Heiner Müller Gets the Robert Wilson Treatment in Quartet

Over the course of a 40-year career, Robert Wilson's directorial techniques have grown so influential that they now risk appearing outmoded. Indeed, his production of Heiner Müller's Quartett, which he has revived for BAM's New Wave Festival, has all the familiar Wilson stylistic features: sculptural gestures, inventive props, a dearth of animal passion, and an excess of light and sound cues. Müller's text reduces Choderlos de Laclos's 18th-century epistolary novel, Les Liaisons dangereuses, to just 12 pages, distilling all the amours and intrigues into a psychosexual pas de deux between the Marquise de Merteuil and the Vicomte de Valmont. Wilson expands those 12 pages into 90 minutes, adding three non-speaking actors—an elderly man and two nubile youths.

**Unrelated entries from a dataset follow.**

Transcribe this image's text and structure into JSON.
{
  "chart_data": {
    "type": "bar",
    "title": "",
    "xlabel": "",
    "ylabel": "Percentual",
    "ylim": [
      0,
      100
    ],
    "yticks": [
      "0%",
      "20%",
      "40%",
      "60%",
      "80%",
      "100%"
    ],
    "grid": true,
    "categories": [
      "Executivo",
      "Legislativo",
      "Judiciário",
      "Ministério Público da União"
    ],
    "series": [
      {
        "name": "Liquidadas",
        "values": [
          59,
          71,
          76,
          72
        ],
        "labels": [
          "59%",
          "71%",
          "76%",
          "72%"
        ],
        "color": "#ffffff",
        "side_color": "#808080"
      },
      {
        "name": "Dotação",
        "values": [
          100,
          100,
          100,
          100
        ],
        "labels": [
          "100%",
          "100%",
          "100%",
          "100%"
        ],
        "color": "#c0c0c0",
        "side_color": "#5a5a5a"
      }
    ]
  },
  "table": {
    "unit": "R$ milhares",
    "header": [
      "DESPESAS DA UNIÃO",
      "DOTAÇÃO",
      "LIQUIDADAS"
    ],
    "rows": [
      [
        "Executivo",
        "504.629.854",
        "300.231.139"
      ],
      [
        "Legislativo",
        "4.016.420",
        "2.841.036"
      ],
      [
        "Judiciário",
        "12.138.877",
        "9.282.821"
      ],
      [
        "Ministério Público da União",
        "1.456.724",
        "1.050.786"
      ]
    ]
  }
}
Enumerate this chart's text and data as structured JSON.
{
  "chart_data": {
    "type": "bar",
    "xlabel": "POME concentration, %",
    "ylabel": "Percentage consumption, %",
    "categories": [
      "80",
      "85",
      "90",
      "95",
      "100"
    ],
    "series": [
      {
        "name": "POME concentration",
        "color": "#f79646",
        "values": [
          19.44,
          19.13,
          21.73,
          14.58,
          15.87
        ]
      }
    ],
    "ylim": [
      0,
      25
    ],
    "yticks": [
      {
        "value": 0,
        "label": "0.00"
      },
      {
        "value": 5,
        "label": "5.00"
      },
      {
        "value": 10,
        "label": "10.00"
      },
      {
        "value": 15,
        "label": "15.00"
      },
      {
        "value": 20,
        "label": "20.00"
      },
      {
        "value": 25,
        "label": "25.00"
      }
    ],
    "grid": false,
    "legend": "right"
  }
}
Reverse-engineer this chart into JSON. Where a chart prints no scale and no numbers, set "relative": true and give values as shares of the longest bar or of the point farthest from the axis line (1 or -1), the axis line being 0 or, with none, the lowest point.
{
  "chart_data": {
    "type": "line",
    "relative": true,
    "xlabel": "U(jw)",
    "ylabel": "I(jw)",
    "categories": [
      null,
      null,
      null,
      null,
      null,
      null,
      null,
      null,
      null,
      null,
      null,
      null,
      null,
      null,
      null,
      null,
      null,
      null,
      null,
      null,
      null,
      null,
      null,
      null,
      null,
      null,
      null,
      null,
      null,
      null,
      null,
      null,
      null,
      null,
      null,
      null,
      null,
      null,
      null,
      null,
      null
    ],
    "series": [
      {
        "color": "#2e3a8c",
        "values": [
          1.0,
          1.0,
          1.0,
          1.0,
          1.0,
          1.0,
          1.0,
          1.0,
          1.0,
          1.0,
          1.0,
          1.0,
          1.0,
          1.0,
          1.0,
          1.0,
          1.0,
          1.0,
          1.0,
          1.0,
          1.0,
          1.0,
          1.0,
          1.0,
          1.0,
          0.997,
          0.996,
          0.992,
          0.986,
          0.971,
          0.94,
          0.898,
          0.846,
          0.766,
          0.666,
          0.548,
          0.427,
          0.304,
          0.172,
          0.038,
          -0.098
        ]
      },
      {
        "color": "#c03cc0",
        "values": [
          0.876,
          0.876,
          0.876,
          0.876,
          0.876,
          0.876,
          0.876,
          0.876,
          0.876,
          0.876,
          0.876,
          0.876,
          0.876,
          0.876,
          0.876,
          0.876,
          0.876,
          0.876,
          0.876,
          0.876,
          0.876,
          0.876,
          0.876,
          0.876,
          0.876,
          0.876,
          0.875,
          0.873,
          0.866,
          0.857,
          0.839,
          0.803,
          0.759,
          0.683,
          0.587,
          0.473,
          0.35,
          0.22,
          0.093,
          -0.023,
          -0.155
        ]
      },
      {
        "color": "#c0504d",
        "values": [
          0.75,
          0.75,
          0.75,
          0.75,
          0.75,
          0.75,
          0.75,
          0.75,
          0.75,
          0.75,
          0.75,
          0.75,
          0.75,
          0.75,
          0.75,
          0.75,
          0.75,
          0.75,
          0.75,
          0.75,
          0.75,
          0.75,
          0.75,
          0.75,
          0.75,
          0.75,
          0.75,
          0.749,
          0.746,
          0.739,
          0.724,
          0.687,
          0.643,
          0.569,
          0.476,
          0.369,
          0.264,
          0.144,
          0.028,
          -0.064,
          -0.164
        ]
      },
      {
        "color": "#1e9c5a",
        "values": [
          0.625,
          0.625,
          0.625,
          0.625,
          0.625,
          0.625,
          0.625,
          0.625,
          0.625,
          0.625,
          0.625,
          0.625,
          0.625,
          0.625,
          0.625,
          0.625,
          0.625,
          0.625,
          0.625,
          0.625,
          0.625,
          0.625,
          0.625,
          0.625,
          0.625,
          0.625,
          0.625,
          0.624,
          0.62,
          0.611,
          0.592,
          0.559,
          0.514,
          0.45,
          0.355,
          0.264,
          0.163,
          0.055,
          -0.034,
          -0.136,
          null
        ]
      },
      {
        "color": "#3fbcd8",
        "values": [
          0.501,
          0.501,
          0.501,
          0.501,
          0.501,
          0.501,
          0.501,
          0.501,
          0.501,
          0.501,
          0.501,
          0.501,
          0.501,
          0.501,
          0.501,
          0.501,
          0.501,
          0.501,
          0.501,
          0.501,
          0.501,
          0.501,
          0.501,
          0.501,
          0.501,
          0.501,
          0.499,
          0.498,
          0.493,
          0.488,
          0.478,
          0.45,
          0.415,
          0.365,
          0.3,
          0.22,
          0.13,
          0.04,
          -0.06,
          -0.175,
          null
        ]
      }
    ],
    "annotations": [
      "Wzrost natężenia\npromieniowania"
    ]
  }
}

Originally produced in 1987, Quartett now seems poised somewhere between a pinnacle of the theatrical avant-garde and a parody of it. Fortunately, this incarnation boasts Isabelle Huppert, an actress of remarkable rigor, in the role of Merteuil. Huppert manages to appear imperious even in a hairstyle that looks as if a large dollop of pastry cream has affixed itself to her head. Elegant and terrifying in a long purple gown, she succeeds in making Müller and Wilson's liaison appear newly dangerous.